И енот обрадовался, и я обрадовался и уже ничего не мог тут понять…
Любит? Не любит?
ЛЕНИВЕЦ АЙ
Может показаться странным и даже загадочным, как это ленивец Ай, никогда не покидавший дерева, вдруг приобрел такую известность. Но он все-таки ее приобрел, и за всю жизнь это было его единственное приобретение. Потому что ленивец Ай никогда ничего не имел и ничем не дорожил, кроме покоя.
Но покоем он дорожил.
Когда барсук Сурильо объявил всем войну, а затем начал военные действия, один ленивец Ай не покинул своего дерева. Он смотрел, как удирают лама Викунья и свинка Пекари, как они пускаются наутек и улепетывают без оглядки, но ему даже не пришло в голову позаботиться о себе. И не потому, что ленивец Ай не боялся барсука Сурильо — попробуйте не бояться Сурильо, который всем объявляет войну и затевает военные действия, — но ленивец Ай не побежал по примеру ламы Викуньи и свинки Пекари потому, что не любил, да и не умел бегать.
Тем временем прибыл броненосец Татупойу, который, по хитрому замыслу барсука Сурильо, воплощал в себе одновременно живую силу и технику. Броненосец Татупойу затормозил у самого дерева и стал бряцать об него своим панцирем, поднимая такой шум, какой бывает только на войне.
— Эй ты, Ай! — кричал при этом броненосец Татупойу. — Тебя что, война не касается? Ты почему не спасаешься бегством?
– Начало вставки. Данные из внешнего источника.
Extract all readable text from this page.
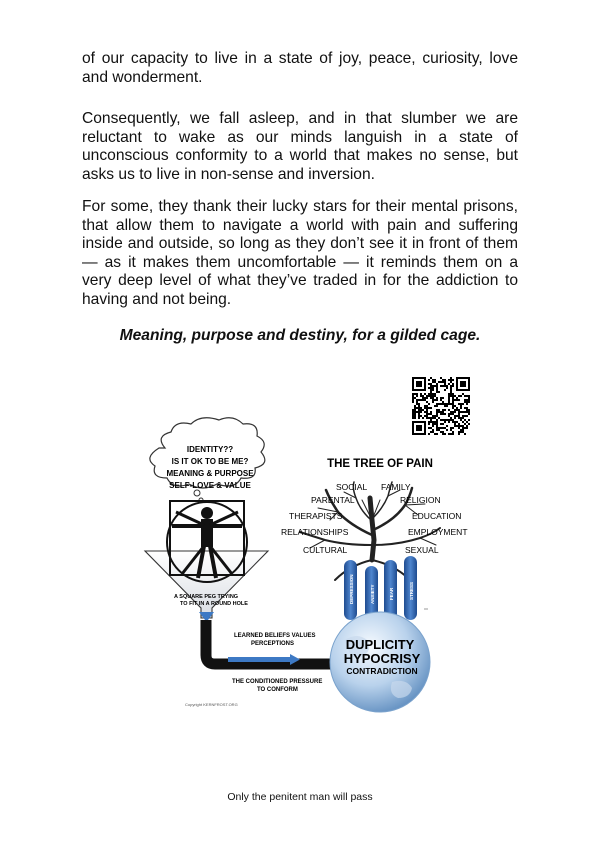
of our capacity to live in a state of joy, peace, curiosity, love and wonderment.

Consequently, we fall asleep, and in that slumber we are reluctant to wake as our minds languish in a state of unconscious conformity to a world that makes no sense, but asks us to live in non-sense and inversion.

For some, they thank their lucky stars for their mental prisons, that allow them to navigate a world with pain and suffering inside and outside, so long as they don’t see it in front of them — as it makes them uncomfortable — it reminds them on a very deep level of what they’ve traded in for the addiction to having and not being.

Meaning, purpose and destiny, for a gilded cage.

IDENTITY??
IS IT OK TO BE ME?
MEANING & PURPOSE
SELF-LOVE & VALUE
A SQUARE PEG TRYING
TO FIT IN A ROUND HOLE
LEARNED BELIEFS VALUES
PERCEPTIONS
THE CONDITIONED PRESSURE
TO CONFORM
Copyright KERNFROST.ORG
THE TREE OF PAIN
SOCIAL FAMILY
PARENTAL	RELIGION
THERAPISTS	EDUCATION
RELATIONSHIPS	EMPLOYMENT
CULTURAL	SEXUAL
DEPRESSION	ANXIETY	FEAR	STRESS
DUPLICITY
HYPOCRISY
CONTRADICTION
Only the penitent man will pass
Бегством! Ленивец Ай знал, что если он сейчас побежит, то это будет выглядеть довольно смешно, и броненосец первый же станет над ним смеяться.
— А зачем бежать? — сказал он, переводя разговор в область абстрактной философии. — От беды все равно не сбежишь, а за счастьем все равно не угонишься.
В ответ на это броненосец дал задний ход, чтобы его было как следует видно с дерева, и опять пошел на приступ, так страшно бряцая панцирем, что ленивец Ай побежал бы непременно, если б не боялся показаться смешным.
Объявив всем войну, барсук Сурильо никак не рассчитывал на такое серьезное сопротивление. В военных действиях должны участвовать две стороны, а если одна из них отсиживается на дереве… Как видно, ленивец Ай решил взвалить на барсука Сурильо всю тяжесть войны…
— Ладно, пускай сидит, — сказал он броненосцу Татупойу. — Но передай ему, что я его все равно победил.
— Он тебя все равно победил, — сказал ленивцу броненосец Татупойу.
Ленивец Ай не стал возражать против этого.
— Если дерево остается деревом, а земля землей и если все остается по-прежнему, то не все ли равно, кто кого победил?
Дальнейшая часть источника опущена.